If someone's yearly return is above the SP500 index, it means that this portfolio manager beat the market, or we can also say that he overperformed the market. On the other hand, if an investor fails to make the index' yearly return, he underperformed the market.
Buying the SP500 index is one of the most comfortable and most efficient ways of investing – you don't need any investing knowledge, you just buy the market and let it carry with you.
History and performance
Since its inception in 1926, the average yearly return has been 9.8%, and the index posted annual gains in 70% of all years. Moreover, the average annual return has been a bit higher over the last ten years, mainly due to the ultra-loose monetary policy of the US central bank.

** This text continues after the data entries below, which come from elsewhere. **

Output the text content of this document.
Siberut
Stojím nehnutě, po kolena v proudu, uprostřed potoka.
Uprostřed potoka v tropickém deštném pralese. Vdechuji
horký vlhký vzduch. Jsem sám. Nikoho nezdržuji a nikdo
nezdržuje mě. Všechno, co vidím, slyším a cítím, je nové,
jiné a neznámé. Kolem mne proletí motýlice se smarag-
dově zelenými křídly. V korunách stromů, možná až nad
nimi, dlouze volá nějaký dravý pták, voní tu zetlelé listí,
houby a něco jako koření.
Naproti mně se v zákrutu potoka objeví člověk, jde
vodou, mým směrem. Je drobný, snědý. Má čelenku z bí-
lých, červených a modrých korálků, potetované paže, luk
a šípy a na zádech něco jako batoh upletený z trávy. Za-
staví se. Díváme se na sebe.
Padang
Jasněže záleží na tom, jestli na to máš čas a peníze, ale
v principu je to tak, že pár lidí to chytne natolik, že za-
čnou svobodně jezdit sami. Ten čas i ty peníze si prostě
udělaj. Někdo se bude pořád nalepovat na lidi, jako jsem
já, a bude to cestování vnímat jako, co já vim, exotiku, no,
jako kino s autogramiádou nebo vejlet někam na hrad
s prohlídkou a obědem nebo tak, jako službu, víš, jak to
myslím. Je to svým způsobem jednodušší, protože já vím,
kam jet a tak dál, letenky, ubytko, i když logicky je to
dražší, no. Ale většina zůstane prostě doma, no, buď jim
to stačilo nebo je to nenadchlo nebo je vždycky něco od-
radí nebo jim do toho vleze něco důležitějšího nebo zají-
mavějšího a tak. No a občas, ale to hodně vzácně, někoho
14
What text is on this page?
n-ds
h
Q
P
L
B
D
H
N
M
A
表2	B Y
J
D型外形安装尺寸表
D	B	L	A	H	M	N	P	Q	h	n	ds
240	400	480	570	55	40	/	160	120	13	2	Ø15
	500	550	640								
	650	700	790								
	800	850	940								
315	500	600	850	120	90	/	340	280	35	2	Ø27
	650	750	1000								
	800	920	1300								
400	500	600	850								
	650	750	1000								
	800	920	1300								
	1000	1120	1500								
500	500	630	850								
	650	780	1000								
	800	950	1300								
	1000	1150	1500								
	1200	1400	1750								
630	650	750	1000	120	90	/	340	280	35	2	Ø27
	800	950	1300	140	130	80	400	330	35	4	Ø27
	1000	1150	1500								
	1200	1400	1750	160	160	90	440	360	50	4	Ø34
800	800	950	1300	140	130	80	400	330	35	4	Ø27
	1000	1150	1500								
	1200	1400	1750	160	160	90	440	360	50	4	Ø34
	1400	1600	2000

Let's take a look at the SP500 monthly chart. Since the 2008 low of 666 points, the index has nearly quintupled over the ten years as it reached new record highs above 3,330 points in February 2020.
We previously said that buying this index could be one of the most efficient ways of investing, and now you can see why – the index has gone nowhere but up, with all corrections being only mild. Each dip has been bought, and US equities remain the best performers across the globe.
If you are not an investor, but you prefer the trading approach – don't worry! The index is volatile and very liquid, which attracts the majority of short-term traders. By the way, using margin, you combine both approaches – you can buy and hold and still have some margin left for short-term trading.